このことが、せっかくのディカプリオの受賞に影を落としはしないか・・・ちょっと気になったので、これも専門家に伺ってみました。

映画雑誌「SCREEN(スクリーン)」の編集部・疋田周平さんのお話。

たしかにそういった負の話題が先行してしまったような感じは今回あったんですけど、ディカプリオに関しては、今年、ゴールデングローブ賞や俳優組合賞など、アカデミー賞の前哨戦といわれる賞をずっと取ってきていたので、特にそういった負の話題が受賞の価値を落とすということはないと思います。逆に、擁護する立場というか、「俺たちも、もっといい演技を見せていかなきゃな」っていうふうに黒人の側から言う人も出てきていますし、アカデミー賞側もその対策をすると発表していますので、これからいい方向に変わっていくと思います。

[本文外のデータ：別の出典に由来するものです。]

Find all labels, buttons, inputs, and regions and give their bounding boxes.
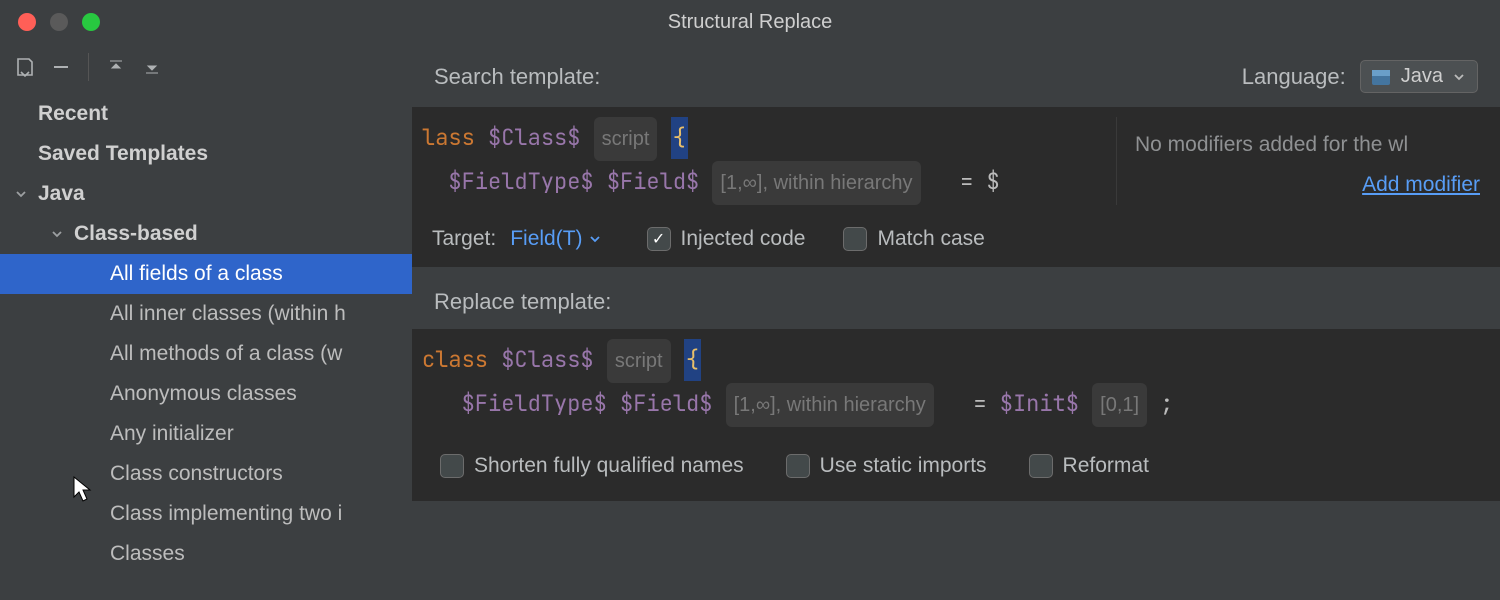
- count-hint: [1,∞], within hierarchy: [726, 383, 934, 427]
- language-block: Language: Java: [1242, 60, 1478, 93]
- tree-item-label: Class-based: [74, 222, 198, 246]
- tree-item[interactable]: Saved Templates: [0, 134, 412, 174]
- shorten-names-checkbox[interactable]: Shorten fully qualified names: [440, 445, 744, 487]
- match-case-checkbox[interactable]: Match case: [843, 227, 984, 251]
- checkbox-icon: [440, 454, 464, 478]
- tree-item-label: All inner classes (within h: [110, 302, 346, 326]
- tree-item[interactable]: Classes: [0, 534, 412, 574]
- injected-code-checkbox[interactable]: ✓ Injected code: [647, 227, 806, 251]
- tree-item[interactable]: Anonymous classes: [0, 374, 412, 414]
- tree-item[interactable]: Class implementing two i: [0, 494, 412, 534]
- remove-button[interactable]: [46, 52, 76, 82]
- search-template-editor[interactable]: lass $Class$ script { $FieldType$ $Field…: [412, 107, 1500, 215]
- add-modifier-link[interactable]: Add modifier: [1362, 173, 1480, 196]
- count-hint: [0,1]: [1092, 383, 1147, 427]
- count-hint: [1,∞], within hierarchy: [712, 161, 920, 205]
- modifiers-empty-text: No modifiers added for the wl: [1135, 125, 1486, 165]
- replace-template-header: Replace template:: [412, 267, 1500, 329]
- chevron-down-icon: [12, 188, 30, 200]
- replace-template-label: Replace template:: [434, 289, 611, 315]
- tree-item[interactable]: Recent: [0, 94, 412, 134]
- tree-item[interactable]: All methods of a class (w: [0, 334, 412, 374]
- checkbox-icon: [786, 454, 810, 478]
- tree-item-label: All fields of a class: [110, 262, 283, 286]
- chevron-down-icon: [1453, 71, 1465, 83]
- tree-item-label: Classes: [110, 542, 185, 566]
- tree-item[interactable]: All fields of a class: [0, 254, 412, 294]
- chevron-down-icon: [589, 233, 601, 245]
- search-options: Target: Field(T) ✓ Injected code Match c…: [412, 215, 1500, 267]
- toolbar-separator: [88, 53, 89, 81]
- replace-options: Shorten fully qualified names Use static…: [422, 427, 1486, 491]
- save-template-button[interactable]: [10, 52, 40, 82]
- target-label: Target:: [432, 227, 496, 251]
- modifiers-panel: No modifiers added for the wl Add modifi…: [1116, 117, 1486, 205]
- tree-item-label: Saved Templates: [38, 142, 208, 166]
- checkbox-icon: [843, 227, 867, 251]
- tree-item[interactable]: All inner classes (within h: [0, 294, 412, 334]
- tree-item-label: Java: [38, 182, 85, 206]
- content-pane: Search template: Language: Java lass $Cl…: [412, 44, 1500, 600]
- templates-sidebar: Recent Saved Templates Java Class-based All …: [0, 44, 412, 600]
- tree-item-label: Recent: [38, 102, 108, 126]
- tree-item[interactable]: Class constructors: [0, 454, 412, 494]
- expand-all-button[interactable]: [101, 52, 131, 82]
- script-hint: script: [594, 117, 658, 161]
- search-template-header: Search template: Language: Java: [412, 44, 1500, 107]
- tree-item-label: Class implementing two i: [110, 502, 342, 526]
- tree-item[interactable]: Class-based: [0, 214, 412, 254]
- templates-tree[interactable]: Recent Saved Templates Java Class-based All …: [0, 90, 412, 600]
- tree-item-label: Anonymous classes: [110, 382, 297, 406]
- language-dropdown[interactable]: Java: [1360, 60, 1478, 93]
- language-label: Language:: [1242, 64, 1346, 90]
- title-bar: Structural Replace: [0, 0, 1500, 44]
- tree-item[interactable]: Java: [0, 174, 412, 214]
- java-file-icon: [1371, 67, 1391, 87]
- sidebar-toolbar: [0, 44, 412, 90]
- window-title: Structural Replace: [0, 11, 1500, 34]
- search-template-label: Search template:: [434, 64, 600, 90]
- language-value: Java: [1401, 65, 1443, 88]
- tree-item[interactable]: Any initializer: [0, 414, 412, 454]
- tree-item-label: All methods of a class (w: [110, 342, 342, 366]
- reformat-checkbox[interactable]: Reformat: [1029, 445, 1149, 487]
- tree-item-label: Any initializer: [110, 422, 234, 446]
- replace-template-editor[interactable]: class $Class$ script { $FieldType$ $Fiel…: [412, 329, 1500, 501]
- checkbox-icon: [1029, 454, 1053, 478]
- target-dropdown[interactable]: Field(T): [510, 227, 600, 251]
- chevron-down-icon: [48, 228, 66, 240]
- checkbox-icon: ✓: [647, 227, 671, 251]
- tree-item-label: Class constructors: [110, 462, 283, 486]
- use-static-imports-checkbox[interactable]: Use static imports: [786, 445, 987, 487]
- collapse-all-button[interactable]: [137, 52, 167, 82]
- script-hint: script: [607, 339, 671, 383]
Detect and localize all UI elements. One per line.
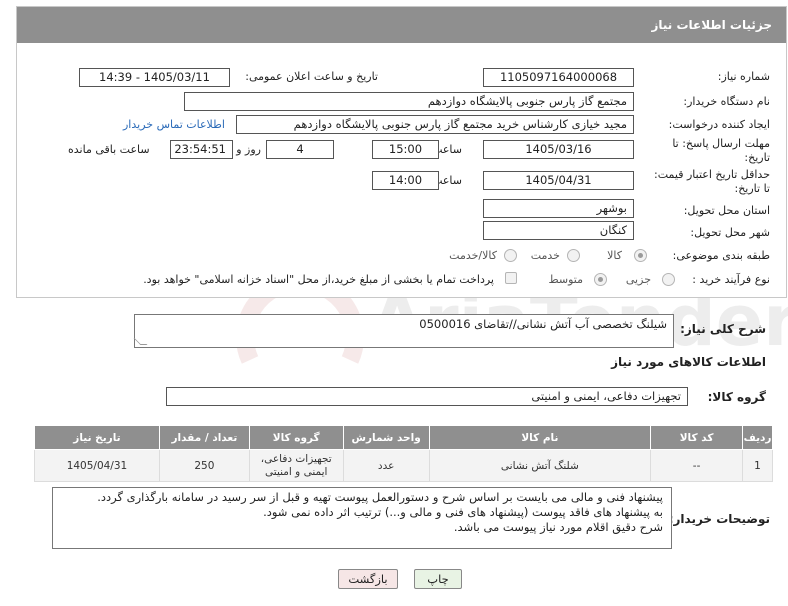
col-group: گروه کالا	[248, 425, 344, 450]
back-button[interactable]: بازگشت	[338, 569, 398, 589]
reply-deadline-date-field[interactable]: 1405/03/16	[483, 140, 634, 159]
goods-section-title: اطلاعات کالاهای مورد نیاز	[611, 355, 766, 369]
price-validity-date-field[interactable]: 1405/04/31	[483, 171, 634, 190]
cell-code: --	[650, 449, 744, 482]
province-label: استان محل تحویل:	[683, 204, 770, 217]
days-remaining-field[interactable]: 4	[266, 140, 334, 159]
price-validity-label-2: تا تاریخ:	[734, 182, 770, 195]
process-partial-label: جزیی	[625, 273, 651, 286]
description-text: شیلنگ تخصصی آب آتش نشانی//تقاضای 0500016	[419, 317, 667, 331]
buyer-notes-label: توضیحات خریدار:	[668, 512, 770, 526]
process-label: نوع فرآیند خرید :	[692, 273, 770, 286]
col-qty: تعداد / مقدار	[158, 425, 250, 450]
days-label: روز و	[236, 143, 261, 156]
category-goods-radio[interactable]	[634, 249, 647, 262]
table-row[interactable]: 1 -- شلنگ آتش نشانی عدد تجهیزات دفاعی، ا…	[34, 449, 773, 482]
treasury-payment-checkbox[interactable]	[505, 272, 517, 284]
goods-table: ردیف کد کالا نام کالا واحد شمارش گروه کا…	[34, 425, 773, 482]
need-number-field[interactable]: 1105097164000068	[483, 68, 634, 87]
col-date: تاریخ نیاز	[34, 425, 160, 450]
col-row: ردیف	[742, 425, 773, 450]
category-service-label: خدمت	[530, 249, 560, 262]
description-label: شرح کلی نیاز:	[680, 322, 766, 336]
city-field[interactable]: کنگان	[483, 221, 634, 240]
category-goods-label: کالا	[607, 249, 622, 262]
buyer-contact-link[interactable]: اطلاعات تماس خریدار	[123, 118, 225, 131]
category-both-radio[interactable]	[504, 249, 517, 262]
buyer-org-field[interactable]: مجتمع گاز پارس جنوبی پالایشگاه دوازدهم	[184, 92, 634, 111]
requester-field[interactable]: مجید خیازی کارشناس خرید مجتمع گاز پارس ج…	[236, 115, 634, 134]
reply-deadline-time-field[interactable]: 15:00	[372, 140, 439, 159]
requester-label: ایجاد کننده درخواست:	[668, 118, 770, 131]
time-remaining-field[interactable]: 23:54:51	[170, 140, 233, 159]
cell-row: 1	[742, 449, 773, 482]
cell-unit: عدد	[342, 449, 430, 482]
process-partial-radio[interactable]	[662, 273, 675, 286]
resize-handle-icon[interactable]	[133, 338, 148, 345]
goods-table-header: ردیف کد کالا نام کالا واحد شمارش گروه کا…	[34, 425, 773, 450]
price-validity-label-1: حداقل تاریخ اعتبار قیمت:	[654, 168, 770, 181]
buyer-notes-field[interactable]: پیشنهاد فنی و مالی می بایست بر اساس شرح …	[52, 487, 672, 549]
process-medium-label: متوسط	[548, 273, 583, 286]
cell-qty: 250	[158, 449, 250, 482]
time-remaining-label: ساعت باقی مانده	[68, 143, 150, 156]
need-number-label: شماره نیاز:	[717, 70, 770, 83]
cell-name: شلنگ آتش نشانی	[428, 449, 652, 482]
treasury-payment-note: پرداخت تمام یا بخشی از مبلغ خرید،از محل …	[143, 273, 494, 286]
category-service-radio[interactable]	[567, 249, 580, 262]
col-code: کد کالا	[650, 425, 744, 450]
description-field[interactable]: شیلنگ تخصصی آب آتش نشانی//تقاضای 0500016	[133, 314, 674, 348]
category-both-label: کالا/خدمت	[449, 249, 497, 262]
city-label: شهر محل تحویل:	[690, 226, 770, 239]
price-validity-time-field[interactable]: 14:00	[372, 171, 439, 190]
print-button[interactable]: چاپ	[414, 569, 462, 589]
goods-group-label: گروه کالا:	[707, 390, 766, 404]
buyer-org-label: نام دستگاه خریدار:	[683, 95, 770, 108]
process-medium-radio[interactable]	[594, 273, 607, 286]
cell-group: تجهیزات دفاعی، ایمنی و امنیتی	[248, 449, 344, 482]
col-unit: واحد شمارش	[342, 425, 430, 450]
announce-datetime-label: تاریخ و ساعت اعلان عمومی:	[245, 70, 378, 83]
goods-group-field[interactable]: تجهیزات دفاعی، ایمنی و امنیتی	[166, 387, 688, 406]
cell-date: 1405/04/31	[34, 449, 160, 482]
reply-deadline-label-1: مهلت ارسال پاسخ: تا	[672, 137, 770, 150]
category-label: طبقه بندی موضوعی:	[672, 249, 770, 262]
province-field[interactable]: بوشهر	[483, 199, 634, 218]
announce-datetime-field[interactable]: 1405/03/11 - 14:39	[79, 68, 230, 87]
panel-title: جزئیات اطلاعات نیاز	[17, 7, 786, 43]
col-name: نام کالا	[428, 425, 652, 450]
reply-deadline-label-2: تاریخ:	[744, 151, 770, 164]
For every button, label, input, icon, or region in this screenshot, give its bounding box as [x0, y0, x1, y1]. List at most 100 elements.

今回のディカプリオの評価は(今のところ)変わらなそうでちょっと安心。

アカデミー賞だけで受賞したわけではない、ということは、まさに演技が認められた、ということですもんね。

ただ、これでディカプリオも本当に「休業」しちゃうかな?って心配する人もいるかもしれませんね。

とにもかくにも、『レヴェナント 蘇りし者』 は来月4月22日公開予定です!